But in Game 2, they responded.
On Thursday night, May 4, the Warriors absolutely demolished the Lakers, winning 127-100 and evening the series at 1-1. Klay Thompson led the way with 30 points, but Steve Kerr’s lineup change also played a huge factor.
“I’m just proud of J-Mike. It’s been a tough year for him for a lot of reasons…,” Kerr said via 95.7 The Game. “He just stayed ready, and he took advantage of his opportunity.”
With Green in the starting lineup, the Warriors were able to space the floor a bit more. He only ended up playing 12:32, but he made a massive impact in the time he was on the floor.
Green finished the game with 15 points (which would tie for his second-highest total of the regular season) on 6-of-9 shooting from the field and 3-of-6 shooting from behind the three-point line. He also added one rebound and two assists to his totals.
Obviously, Thompson’s improved shooting and Stephen Curry’s overall performance stood out the most in the Game 2 win, but Green’s activity and floor-spacing proved to be a crucial part of the Warriors’ overall success.
Steve Kerr Breaks Down Warriors Rotational Choices
Following Golden State’s Game 1 loss, Kerr broke down some of his rotational decisions regarding the forward position. Jonathan Kuminga didn’t get any playing time (nor did he play in Game 2, other than in garbage time), and there were some questions about the choice.

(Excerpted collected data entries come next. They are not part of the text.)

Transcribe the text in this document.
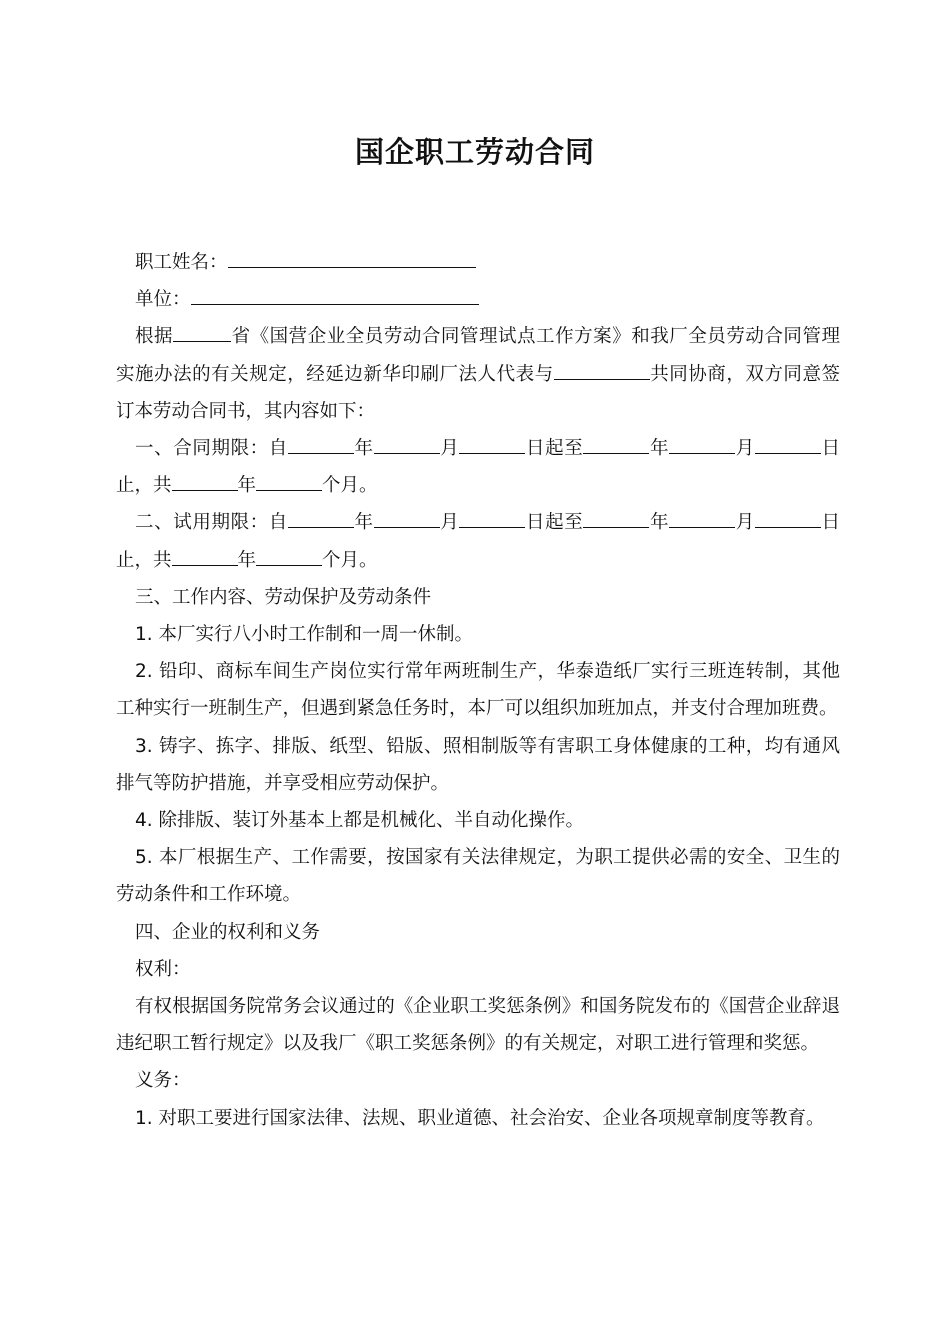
国企职工劳动合同

职工姓名：

单位：

根据	省《国营企业全员劳动合同管理试点工作方案》和我厂全员劳动合同管理实施办法的有关规定，经延边新华印刷厂法人代表与	共同协商，双方同意签订本劳动合同书，其内容如下：

一、合同期限：自	年	月	日起至	年	月	日止，共	年	个月。

二、试用期限：自	年	月	日起至	年	月	日止，共	年	个月。

三、工作内容、劳动保护及劳动条件

1. 本厂实行八小时工作制和一周一休制。

2. 铅印、商标车间生产岗位实行常年两班制生产，华泰造纸厂实行三班连转制，其他工种实行一班制生产，但遇到紧急任务时，本厂可以组织加班加点，并支付合理加班费。

3. 铸字、拣字、排版、纸型、铅版、照相制版等有害职工身体健康的工种，均有通风排气等防护措施，并享受相应劳动保护。

4. 除排版、装订外基本上都是机械化、半自动化操作。

5. 本厂根据生产、工作需要，按国家有关法律规定，为职工提供必需的安全、卫生的劳动条件和工作环境。

四、企业的权利和义务

权利：

有权根据国务院常务会议通过的《企业职工奖惩条例》和国务院发布的《国营企业辞退违纪职工暂行规定》以及我厂《职工奖惩条例》的有关规定，对职工进行管理和奖惩。

义务：

1. 对职工要进行国家法律、法规、职业道德、社会治安、企业各项规章制度等教育。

Kerr explained that it’s simply a matchup thing, but everybody, including Green, has to stay ready for when their number is called.
“The playoffs are tough in that regard,” Kerr said via NBC Sports Bay Area. “JaMychal just got through basically not playing six of the seven games against Sacramento because it just wasn’t an ideal matchup. The opponent changes, you see the opportunity for JaMychal to play in a game last night. He stays ready. He comes out, knocks down a couple of jumpers. That’s what the playoffs are about. Every game is different, every series is different.”
Stephen Curry Discusses Warriors’ Fouling Adjustments
In Game 1, the Lakers attempted 29 free throws to the Warriors’ six. After the game, Curry spoke about the adjustments Golden State needed to make in order to close that gap.
“AD [Anthony Davis] is going to put pressure on you all game, so you’d like to not let him get eight off, that might not kill you,” Curry said via the NBA Interviews YouTube channel. “It’s more the other guys, the ball handlers. [Dennis] Schroder gets 10 free throws. That can’t happen. Whether we think its a foul or not we can’t put ourselves in that situation. That’s how he makes an impact because he is super quick, you know, in his first step. We do have a certain strategy around him, but you can’t let him get to the line 10 times, that’s a killer. We’ll make those adjustments. Understand again, it was a quick turnaround from Game 7 against Sac [Sacramento Kings]. We’ll be locking in on what the Lakers do well and our confidence is high that we can bounce back.”
In Game 2, the Warriors shot 16 free throws, and the Lakers shot 17—a much more palatable difference.